D’abord et avant tout, nous avons transformé notre rapport à la langue. Nous avons désincarné la langue française. On la présente simplement comme un moyen de communication et non plus comme l’âme d’un peuple et ce par quoi s’exprime une identité et une expérience historique. En fait, nous avons adopté une perspective trudeauiste sur la langue, ce qui n’est pas surprenant quand on prend conscience que nous vivons depuis 35 sous une constitution fondée sur la négation de notre existence. On ne présente plus sa défense comme quelque chose de vital mais sa promotion comme quelque chose d’utile, en oubliant que si nous ne l’investissons pas fortement sur le plan identitaire, comme la part sacrée de nous-mêmes, elle va naturellement régresser et nous ne serons plus portés à vouloir la placer au cœur de notre vie collective.

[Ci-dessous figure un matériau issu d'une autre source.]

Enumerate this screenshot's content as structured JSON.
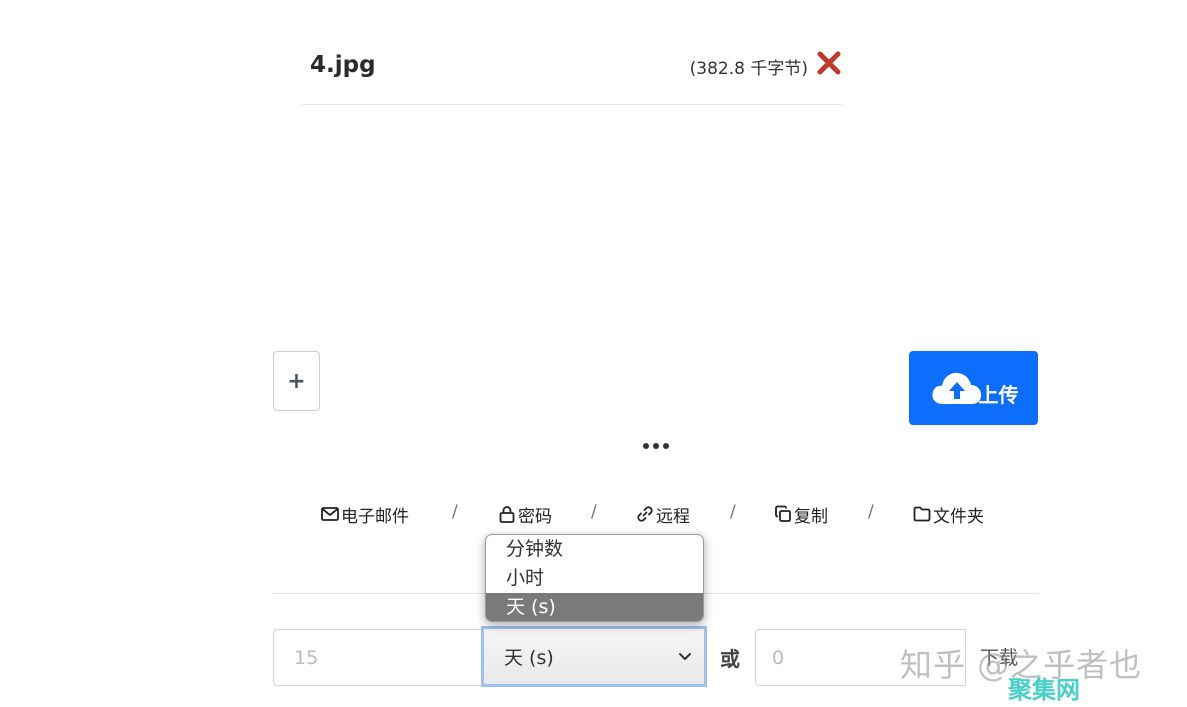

Ensuite, nous avons dépolitisé notre rapport à la langue. L’individualisme extrême disqualifie à l’avance toute forme de norme collective en matière linguistique. Dès lors qu’on veut rendre l’usage du français obligatoire d’une manière ou d’une autre, par exemple en appliquant la loi 101 au niveau collégial ou la francisation obligatoire des immigrants, nous brandissons la figure sacrée de l’individu qui réclame le droit de se faire angliciser à même les fonds publics. On mise sur une promotion molle, qui n’est rien d’autre qu’une campagne publicitaire. La communication, en fait, se substitue à la politique. On veut faire la promotion gentillette de la langue, comme si à force de faire des sourires à ceux à qui on veut l’imposer, ils finiront tout simplement par l’aimer et l’embrasser. On oublie pourtant qu’en politique, de temps en temps, il faut imposer des choses. C’est ce qu’ont fait, en leur temps René Lévesque et Camille Laurin avec la loi 101.
Enfin, il se pourrait bien que nous ne tenions tout simplement plus au français, comme s’il s’agissait désormais d’une langue patrimoniale, plus très vivante, et plus ou moins utile dans le monde contemporain. On fait semblant de tenir au français mais on a accepté qu’au Québec même, une partie de plus en plus considérable du marché du travail se soumette à l’idéologie du bilinguisme obligatoire, au nom de la mondialisation, qui a le dos large. En gros, on veut moins franciser le marché du travail qu’angliciser la main d’œuvre. C’est ce qu’on trouve derrière le désir d’ouvrir l’école anglaise aux francophones et aux immigrés. Et tout cela au nom de la vertu. Le français, pourtant, ne durera que s’il est absolument nécessaire de le parler pour mener sa vie au Québec.
Une chose semble évidente : nous ne pourrons reprendre l’offensive en matière linguistique si nous ne reprenons pas un peu de vigueur politique. Il faut redécouvrir le peuple québécois sans sa culture et son histoire, qui fondent son droit à se perpétuer – nous ne sommes pas qu’une collection d’individus mais une communauté historique qui veut durer et traverser les décennies et les siècles. Il faut redécouvrir le rôle de l’État dans la promotion active du français, et notamment, en faisant vraiment du français la langue officielle, qu’on ne peut pas contourner par un simple press 9 (sans remettre en question les droits de la minorité historique anglaise). Il faut se délivrer aussi du mythe du bilinguisme à tout prix. Certes, la maîtrise de plusieurs langues est une chance dans la vie. Mais si les Québécois ne peuvent tout simplement plus travailler dans leur langue au quotidien, cette vertu cache une aliénation.